2. A compelling point can be made that Jesus’s response to the Roman empire of his day was not overtly “political” in the sense of participating in the parties of his day. Yet his message -- the good news that people could bypass the power of the empire by tuning into the power of God -- was a direct challenge to the powers that were, to the point that they executed him. Even an “apolitical” or “agovernmental” position is in fact a political position relative to the existing system, whatever form that system may have.

3. Some people point out that Anabaptist communities are usually much less engaged in politics than Quakers. My response to that is I’m a Quaker, not an Anabaptist! Quakers have engaged with the powers that be since their formation. George Fox met with Oliver Cromwell. Friends invented "lobbying" by badgering members of Parliament in the lobby to end the persecution of Friends and to legislate toleration. And the history of Quaker involvement continues through the campaign to end the slave trade, prison reform, and the like.

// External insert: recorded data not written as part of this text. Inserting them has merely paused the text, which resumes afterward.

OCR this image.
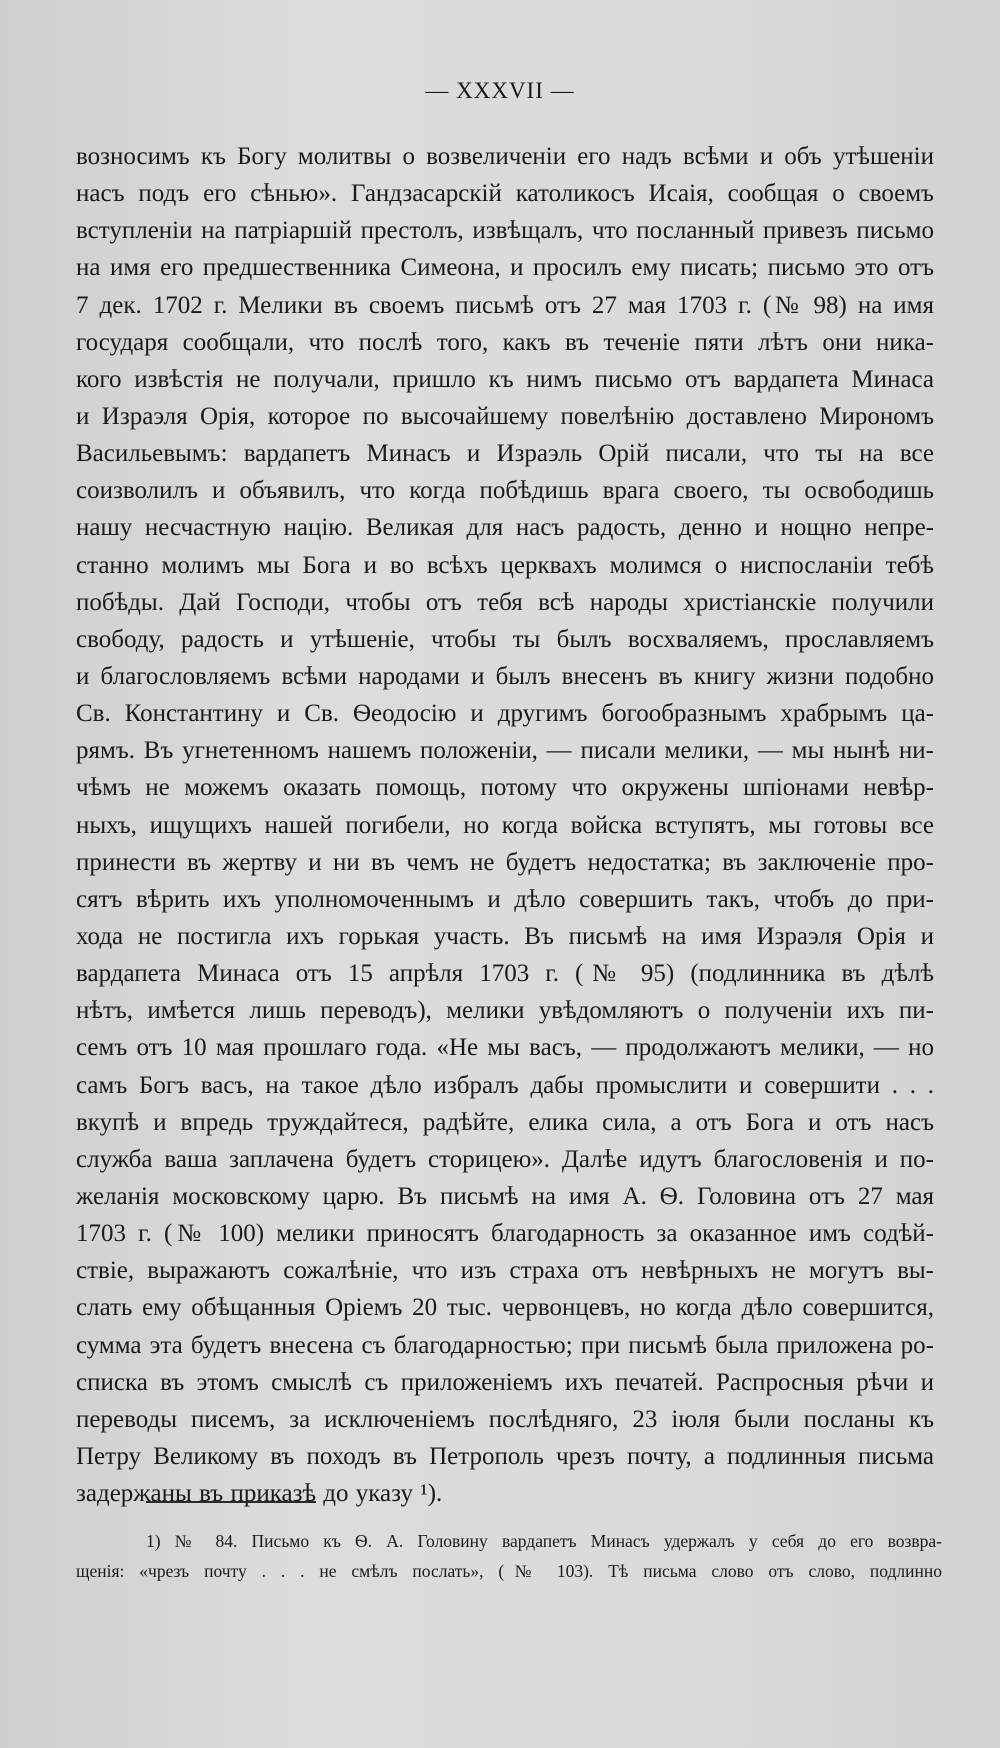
— XXXVII —
возносимъ къ Богу молитвы о возвеличеніи его надъ всѣми и объ утѣшеніи
насъ подъ его сѣнью». Гандзасарскій католикосъ Исаія, сообщая о своемъ
вступленіи на патріаршій престолъ, извѣщалъ, что посланный привезъ письмо
на имя его предшественника Симеона, и просилъ ему писать; письмо это отъ
7 дек. 1702 г. Мелики въ своемъ письмѣ отъ 27 мая 1703 г. (№ 98) на имя
государя сообщали, что послѣ того, какъ въ теченіе пяти лѣтъ они ника-
кого извѣстія не получали, пришло къ нимъ письмо отъ вардапета Минаса
и Израэля Орія, которое по высочайшему повелѣнію доставлено Мирономъ
Васильевымъ: вардапетъ Минасъ и Израэль Орій писали, что ты на все
соизволилъ и объявилъ, что когда побѣдишь врага своего, ты освободишь
нашу несчастную націю. Великая для насъ радость, денно и нощно непре-
станно молимъ мы Бога и во всѣхъ церквахъ молимся о ниспосланіи тебѣ
побѣды. Дай Господи, чтобы отъ тебя всѣ народы христіанскіе получили
свободу, радость и утѣшеніе, чтобы ты былъ восхваляемъ, прославляемъ
и благословляемъ всѣми народами и былъ внесенъ въ книгу жизни подобно
Св. Константину и Св. Ѳеодосію и другимъ богообразнымъ храбрымъ ца-
рямъ. Въ угнетенномъ нашемъ положеніи, — писали мелики, — мы нынѣ ни-
чѣмъ не можемъ оказать помощь, потому что окружены шпіонами невѣр-
ныхъ, ищущихъ нашей погибели, но когда войска вступятъ, мы готовы все
принести въ жертву и ни въ чемъ не будетъ недостатка; въ заключеніе про-
сятъ вѣрить ихъ уполномоченнымъ и дѣло совершить такъ, чтобъ до при-
хода не постигла ихъ горькая участь. Въ письмѣ на имя Израэля Орія и
вардапета Минаса отъ 15 апрѣля 1703 г. (№ 95) (подлинника въ дѣлѣ
нѣтъ, имѣется лишь переводъ), мелики увѣдомляютъ о полученіи ихъ пи-
семъ отъ 10 мая прошлаго года. «Не мы васъ, — продолжаютъ мелики, — но
самъ Богъ васъ, на такое дѣло избралъ дабы промыслити и совершити . . .
вкупѣ и впредь труждайтеся, радѣйте, елика сила, а отъ Бога и отъ насъ
служба ваша заплачена будетъ сторицею». Далѣе идутъ благословенія и по-
желанія московскому царю. Въ письмѣ на имя А. Ѳ. Головина отъ 27 мая
1703 г. (№ 100) мелики приносятъ благодарность за оказанное имъ содѣй-
ствіе, выражаютъ сожалѣніе, что изъ страха отъ невѣрныхъ не могутъ вы-
слать ему обѣщанныя Оріемъ 20 тыс. червонцевъ, но когда дѣло совершится,
сумма эта будетъ внесена съ благодарностью; при письмѣ была приложена ро-
списка въ этомъ смыслѣ съ приложеніемъ ихъ печатей. Распросныя рѣчи и
переводы писемъ, за исключеніемъ послѣдняго, 23 іюля были посланы къ
Петру Великому въ походъ въ Петрополь чрезъ почту, а подлинныя письма
задержаны въ приказѣ до указу ¹).
1) № 84. Письмо къ Ѳ. А. Головину вардапетъ Минасъ удержалъ у себя до его возвра-
щенія: «чрезъ почту . . . не смѣлъ послать», (№ 103). Тѣ письма слово отъ слово, подлинно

4. I’m under no illusion that Sen. Obama is anything like a pacifist. He has stated and restated his support for militarism. In particular he has promised expansion of the ill-advised US war in Afghanistan. I see this as “realpolitik” and a bid to be electable. If the grassroots pressures the administration and Congress enough, and given the financial wreckage of the US economy and national debt right now, we may be able to make him break this campaign promise!

5. You have some fine company in people like Thy Friend John of 15th Street Meeting in NYC, who has a scruple against voting. He posted about it in a blog comment:

Finally, I realize you were making a bigger point about systems of government themselves, and not just voting. But it's a few days before Election Day, and the vote is where ordinary citizens plug in directly and legitimize the system by participating, so it's what I decided to focus on. Thanks for the thoughtful comment!

John Kindley said...

Chris M.:

Thank you for your very thoughtful response to my comment. I wholeheartedly agree that Quakers have engaged with the powers that be since the beginning, and that an apolitical or agovernmental position can be characterized as itself political. I certainly don't think Quakers should be apathetic in the face of what the government does. Our lobbying for the abolition of slavery, and even better, our scofflaw participation in the "illegal" Underground Railroad, are parts of our history of which we can be justly "proud" and seek to emulate.

I've always found it significant that Jesus was executed and tortured by the State.

You noted that voting is where ordinary citizens plug in directly and legitimize the system by participating, and in that perceived legitimization is where my objection to voting primarily lies.

Chris M. said...

John: I thought as much, and I carefully phrased my last statement using the word "legitimize."

I have concluded that in this election, I need to legitimize the system by participating because it's a lever for real, positive change.

From where you live, you may or may not realize that the population of the United States is actually much more progressive on the issues than the subset of the population who vote regularly. I have the theory that if nearly all eligible United States citizens regularly voted, this country would present quite a different face to itself and the rest of the world. So while that's an argument for MORE participation, not less, I think it's still open to discussion.